Uitleg video en aanvullingen

We gaan nu kijken hoe je je grenzen kan aangeven en kan voelen, want daar begint het natuurlijk mee. Want hoe merk je nu dat er over jouw grens gegaan wordt door een ander of door jezelf? Je kan natuurlijk zelf ook teveel werk op je nemen, waardoor je in het nauw komt.

Dus hoe merk je dat nu?
Je merkt het doordat je boos wordt. Boosheid is het signaal dat er over jouw grens gegaan wordt, dus het kan zijn dat je in één keer voelt dat je boos wordt. Dan is het heel helder waar de grens ligt, dan weet je, dit is een stap te ver voor mij. Maar het kan ook zijn dat je voelt dat je chagrijnig wordt. Je bent wat aan het mopperen, je voelt het borrelen in je buik. Je bent ontevreden over iets. En dat is ook een signaal van hé, hier wordt over mijn grens gegaan. Dan is het zaak om je verantwoordelijkheid te nemen voor jouw gevoel, want dit is geen prettig gevoel, en je grenzen  aan te geven door waarschijnlijk nee te zeggen of dingen uit te besteden of dingen anders te regelen. Of als je zelf over je grenzen gaat om te stoppen met wat je doet en te pauzeren.

Oefening 1
We gaan een praktisch oefeningetje doen, om te kijken hoeveel ruimte jij nodig hebt. Neem mij als meetpunt van de rand van jouw cirkel, dus jouw grens eigenlijk. En sta maar eens op en ga langzaam achteruit. Ja, in de benen of als je een stoel met wieltjes hebt, kun je achteruit rollen maar staan is  denk ik makkelijker. Loop langzaam naar achteren en kijk wanneer de afstand tussen ons klopt voor jou. Wanneer heb je genoeg ruimte? En beschouw die als of die als een cirkel om je heen zit. Vind een punt waarvan je denkt, nou, zo is het oké, zo dichtbij mag je wel komen.
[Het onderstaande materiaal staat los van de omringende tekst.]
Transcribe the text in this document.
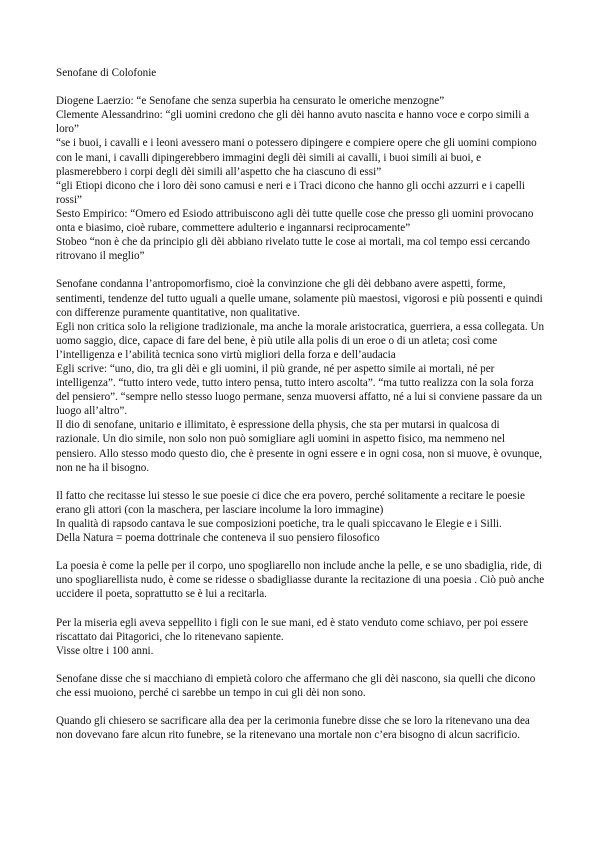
Senofane di Colofonie

Diogene Laerzio: “e Senofane che senza superbia ha censurato le omeriche menzogne”

Clemente Alessandrino: “gli uomini credono che gli dèi hanno avuto nascita e hanno voce e corpo simili a loro”

“se i buoi, i cavalli e i leoni avessero mani o potessero dipingere e compiere opere che gli uomini compiono con le mani, i cavalli dipingerebbero immagini degli dèi simili ai cavalli, i buoi simili ai buoi, e plasmerebbero i corpi degli dèi simili all’aspetto che ha ciascuno di essi”

“gli Etiopi dicono che i loro dèi sono camusi e neri e i Traci dicono che hanno gli occhi azzurri e i capelli rossi”

Sesto Empirico: “Omero ed Esiodo attribuiscono agli dèi tutte quelle cose che presso gli uomini provocano onta e biasimo, cioè rubare, commettere adulterio e ingannarsi reciprocamente”

Stobeo “non è che da principio gli dèi abbiano rivelato tutte le cose ai mortali, ma col tempo essi cercando ritrovano il meglio”

Senofane condanna l’antropomorfismo, cioè la convinzione che gli dèi debbano avere aspetti, forme, sentimenti, tendenze del tutto uguali a quelle umane, solamente più maestosi, vigorosi e più possenti e quindi con differenze puramente quantitative, non qualitative.

Egli non critica solo la religione tradizionale, ma anche la morale aristocratica, guerriera, a essa collegata. Un uomo saggio, dice, capace di fare del bene, è più utile alla polis di un eroe o di un atleta; così come l’intelligenza e l’abilità tecnica sono virtù migliori della forza e dell’audacia

Egli scrive: “uno, dio, tra gli dèi e gli uomini, il più grande, né per aspetto simile ai mortali, né per intelligenza”. “tutto intero vede, tutto intero pensa, tutto intero ascolta”. “ma tutto realizza con la sola forza del pensiero”. “sempre nello stesso luogo permane, senza muoversi affatto, né a lui si conviene passare da un luogo all’altro”.

Il dio di senofane, unitario e illimitato, è espressione della physis, che sta per mutarsi in qualcosa di razionale. Un dio simile, non solo non può somigliare agli uomini in aspetto fisico, ma nemmeno nel pensiero. Allo stesso modo questo dio, che è presente in ogni essere e in ogni cosa, non si muove, è ovunque, non ne ha il bisogno.

Il fatto che recitasse lui stesso le sue poesie ci dice che era povero, perché solitamente a recitare le poesie erano gli attori (con la maschera, per lasciare incolume la loro immagine)

In qualità di rapsodo cantava le sue composizioni poetiche, tra le quali spiccavano le Elegie e i Silli.

Della Natura = poema dottrinale che conteneva il suo pensiero filosofico

La poesia è come la pelle per il corpo, uno spogliarello non include anche la pelle, e se uno sbadiglia, ride, di uno spogliarellista nudo, è come se ridesse o sbadigliasse durante la recitazione di una poesia . Ciò può anche uccidere il poeta, soprattutto se è lui a recitarla.

Per la miseria egli aveva seppellito i figli con le sue mani, ed è stato venduto come schiavo, per poi essere riscattato dai Pitagorici, che lo ritenevano sapiente.

Visse oltre i 100 anni.

Senofane disse che si macchiano di empietà coloro che affermano che gli dèi nascono, sia quelli che dicono che essi muoiono, perché ci sarebbe un tempo in cui gli dèi non sono.

Quando gli chiesero se sacrificare alla dea per la cerimonia funebre disse che se loro la ritenevano una dea non dovevano fare alcun rito funebre, se la ritenevano una mortale non c’era bisogno di alcun sacrificio.
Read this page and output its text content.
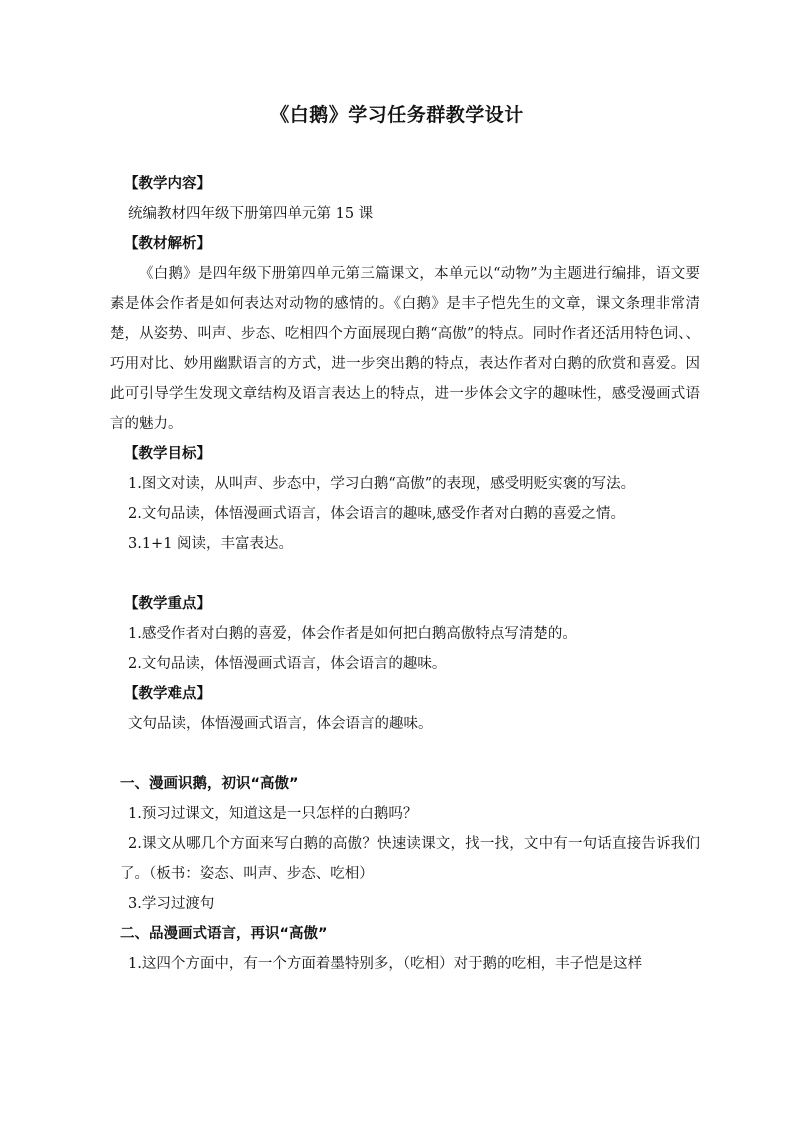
《白鹅》学习任务群教学设计

【教学内容】

统编教材四年级下册第四单元第 15 课

【教材解析】

《白鹅》是四年级下册第四单元第三篇课文，本单元以“动物”为主题进行编排，语文要素是体会作者是如何表达对动物的感情的。《白鹅》是丰子恺先生的文章，课文条理非常清楚，从姿势、叫声、步态、吃相四个方面展现白鹅“高傲”的特点。同时作者还活用特色词、、巧用对比、妙用幽默语言的方式，进一步突出鹅的特点，表达作者对白鹅的欣赏和喜爱。因此可引导学生发现文章结构及语言表达上的特点，进一步体会文字的趣味性，感受漫画式语言的魅力。

【教学目标】

1.图文对读，从叫声、步态中，学习白鹅“高傲”的表现，感受明贬实褒的写法。

2.文句品读，体悟漫画式语言，体会语言的趣味,感受作者对白鹅的喜爱之情。

3.1+1 阅读，丰富表达。

【教学重点】

1.感受作者对白鹅的喜爱，体会作者是如何把白鹅高傲特点写清楚的。

2.文句品读，体悟漫画式语言，体会语言的趣味。

【教学难点】

文句品读，体悟漫画式语言，体会语言的趣味。

一、漫画识鹅，初识“高傲”

1.预习过课文，知道这是一只怎样的白鹅吗？

2.课文从哪几个方面来写白鹅的高傲？快速读课文，找一找，文中有一句话直接告诉我们了。（板书：姿态、叫声、步态、吃相）

3.学习过渡句

二、品漫画式语言，再识“高傲”

1.这四个方面中，有一个方面着墨特别多，（吃相）对于鹅的吃相，丰子恺是这样
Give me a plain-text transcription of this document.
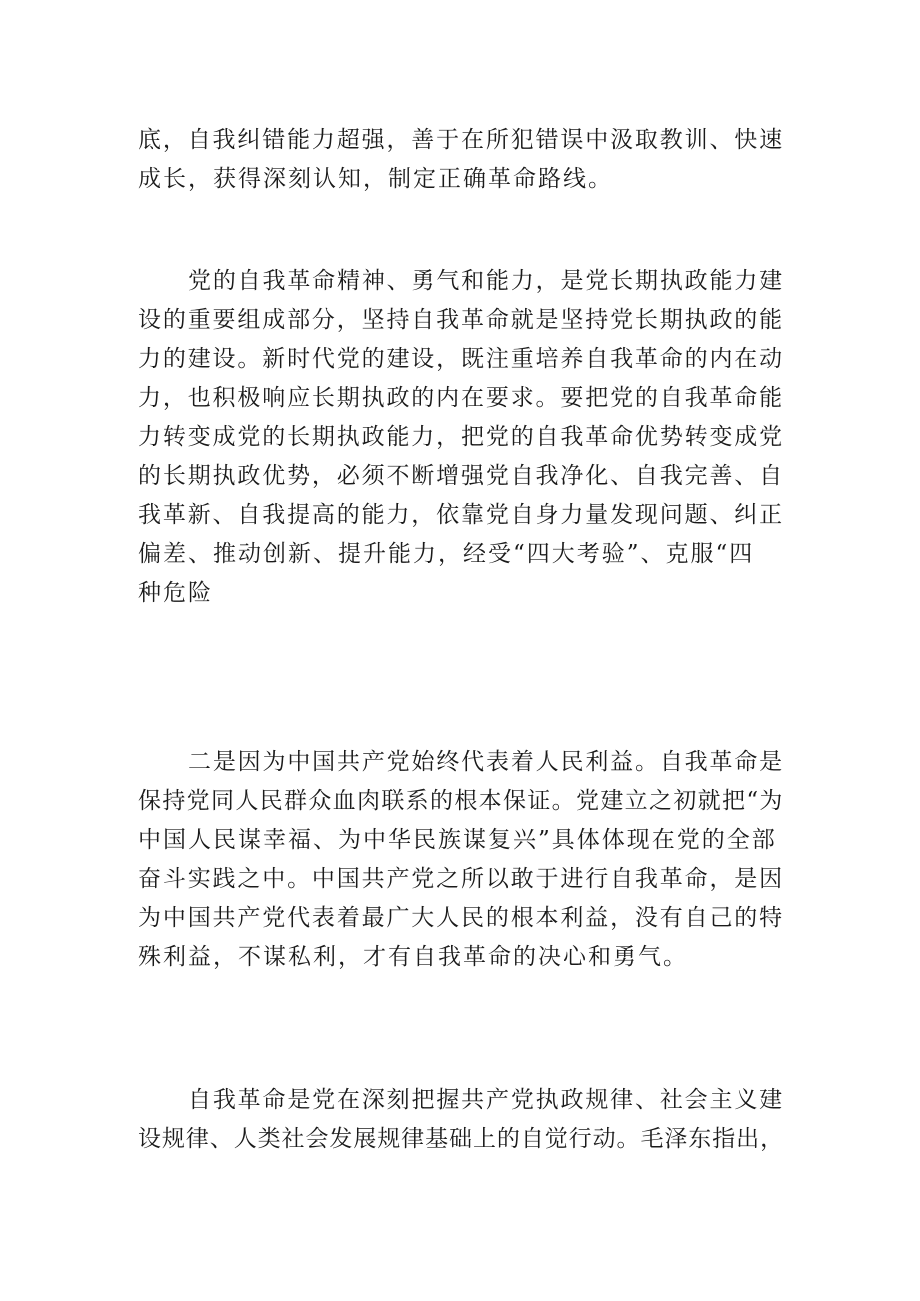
底，自我纠错能力超强，善于在所犯错误中汲取教训、快速
成长，获得深刻认知，制定正确革命路线。

党的自我革命精神、勇气和能力，是党长期执政能力建
设的重要组成部分，坚持自我革命就是坚持党长期执政的能
力的建设。新时代党的建设，既注重培养自我革命的内在动
力，也积极响应长期执政的内在要求。要把党的自我革命能
力转变成党的长期执政能力，把党的自我革命优势转变成党
的长期执政优势，必须不断增强党自我净化、自我完善、自
我革新、自我提高的能力，依靠党自身力量发现问题、纠正
偏差、推动创新、提升能力，经受“四大考验”、克服“四
种危险

二是因为中国共产党始终代表着人民利益。自我革命是
保持党同人民群众血肉联系的根本保证。党建立之初就把“为
中国人民谋幸福、为中华民族谋复兴”具体体现在党的全部
奋斗实践之中。中国共产党之所以敢于进行自我革命，是因
为中国共产党代表着最广大人民的根本利益，没有自己的特
殊利益，不谋私利，才有自我革命的决心和勇气。

自我革命是党在深刻把握共产党执政规律、社会主义建
设规律、人类社会发展规律基础上的自觉行动。毛泽东指出，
Voor jou is de grens nu  helder, maar ik zie die natuurlijk niet, dus ik kan gewoon over jouw grens heen komen. Dus ik zet een stap naar voren. Dat kan ik nu niet, dus doe jij maar een stap naar voren. En, kijk wat er dan gebeurt. Waarschijnlijk voelt dit niet prettig. Wat ga je dan doen als er iemand jouw cirkel in komt? Doe je een stap naar achteren? Zo van, ik neem mijn cirkel wel mee. Ik ga dit even uit de weg. Of geef je je grens aan? Zeg je:” Ik vind dit niet prettig.” Of denk je ah, ik heb wel iets minder ruimte nodig. Dat is wel oké, ja, ik kan wel met iets minder ruimte toe. Nou, je voelt hem al aankomen. Dat kun je wel even doen, en achteruit stappen, dat kan ook wel een keer. Maar uiteindelijk kom je in de knel, want je doet jezelf tekort. Dus wat de bedoeling is, is dat je opkomt voor de grenzen van jouw cirkel. Dus dat jij gaat zeggen, oké, dit vind ik niet fijn, stop. Dit moeten we anders doen.

En dit in niet alleen van toepassing op jouw persoonlijke ruimte, maar ook op je werkdruk. Als je een hoge werkdruk hebt, veel taken, dan voel je dat gebrek aan ruimte ook. Dat is benauwend. Je hebt dan niet genoeg ruimte/tijd om je werk goed te doen. Dan moet je voor jezelf opkomen, en aangeven dat je teveel taken hebt. Er moet dan iets af, want zo is het niet reëel.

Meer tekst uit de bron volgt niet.